Brooke Knight, chair of the Visual and Media Arts Department, said in an interview that the stagnant operating budget puts a strain on the department as the college added more faculty and 500 more students to the department in the last seven years.
“We’re finding [the budget] is really limiting in terms of, if someone comes up with a good idea in the middle of the year, the money has already been allocated,” he said. “There’s very little leeway. The other thing is, we don’t have a contingency budget. If things cost more money than we anticipated them costing in the spring, when we put in our budget, and it costs something different in December, there’s no way to get around that.”

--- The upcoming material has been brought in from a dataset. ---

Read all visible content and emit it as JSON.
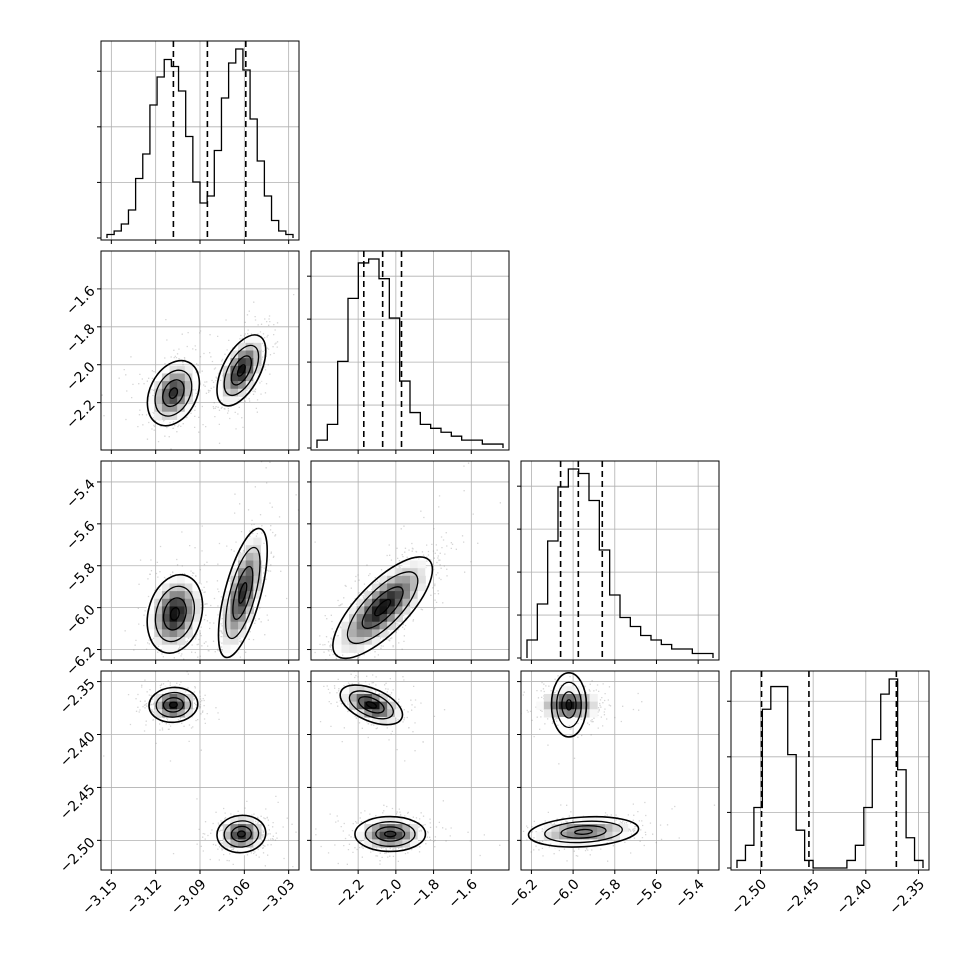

The departmental operating budget manages day-to-day costs, and the personnel budget pays faculty and staff. The VMA department also receives a separate equipment budget from the school to purchase new equipment for faculty and students, Knight said.
“We’ve been able to add faculty, and through the union process we’ve been able to increase salaries for staff and faculty along the way, ” he said. “We’ve also been able to add to our equipment budget significantly, which is at $1 million a year—when I started it was closer to $700,000.”
Knight said that the college is working hard to provide money for the various academic departments but feels the VMA Department could accomplish more with an increase in its operating budget.
“While VMA has been getting a lot of resources in really critical areas in faculty, staff, and equipment, the operating budget hasn’t kept up with those other increases,” Knight said. “We’ve had to look for efficiencies and be really careful about how we spend our money.”
Pelton said that he recognizes the lack of an increase in the departmental operating budget hurts the VMA Department the most. Pelton said the college does plan to increase the budget allocated to departments in the future, but at the moment is working to hire more faculty as the student population grows.
Knight said the VMA Department breaks up its expenditures to finance student curricular support, faculty curricular programming, faculty support, departmental operations, special programs, and the Bright Lights Film Series.
Knight said that out of the $300,000 in the VMA Department’s operational budget— about half the overall operations budget— $100,000 gets allocated directly to student support for programming and projects.
Knight said that it has been challenging to receive outside funding for the department due to turnover in the institutional advancement office. Funds donated to the department go directly to student support, often paying for students’ Bachelor of Fine Arts projects.
Lasker said while she does recognize that having a larger budget for CSD would be ideal, she feels the department can still provide what faculty and students need with the current budget and outside funding.
“I have to say that if people have needed something, we’ve typically been able to provide it through a variety of different strategies,” she said. “We sometimes have to think outside of the box, but I don’t know if there are that many faculty who are desperately concerned about equipment.”
For the VMA Department’s equipment budget, Knight said the college holds up well against other film programs, and most schools use a different model for operational budgets. Unlike some colleges, Emerson allocates a specific amount of money from the budgeting office to each department and does not determine the amount based on the number of students enrolled in those departments.
“We recognize that it’s a tight time,” Knight said. “The investments the institution is making are the right investments to make for the benefit of the college. While we could use a greater operating budget, we understand the context of the environment. But it would really help us provide more opportunities for students.”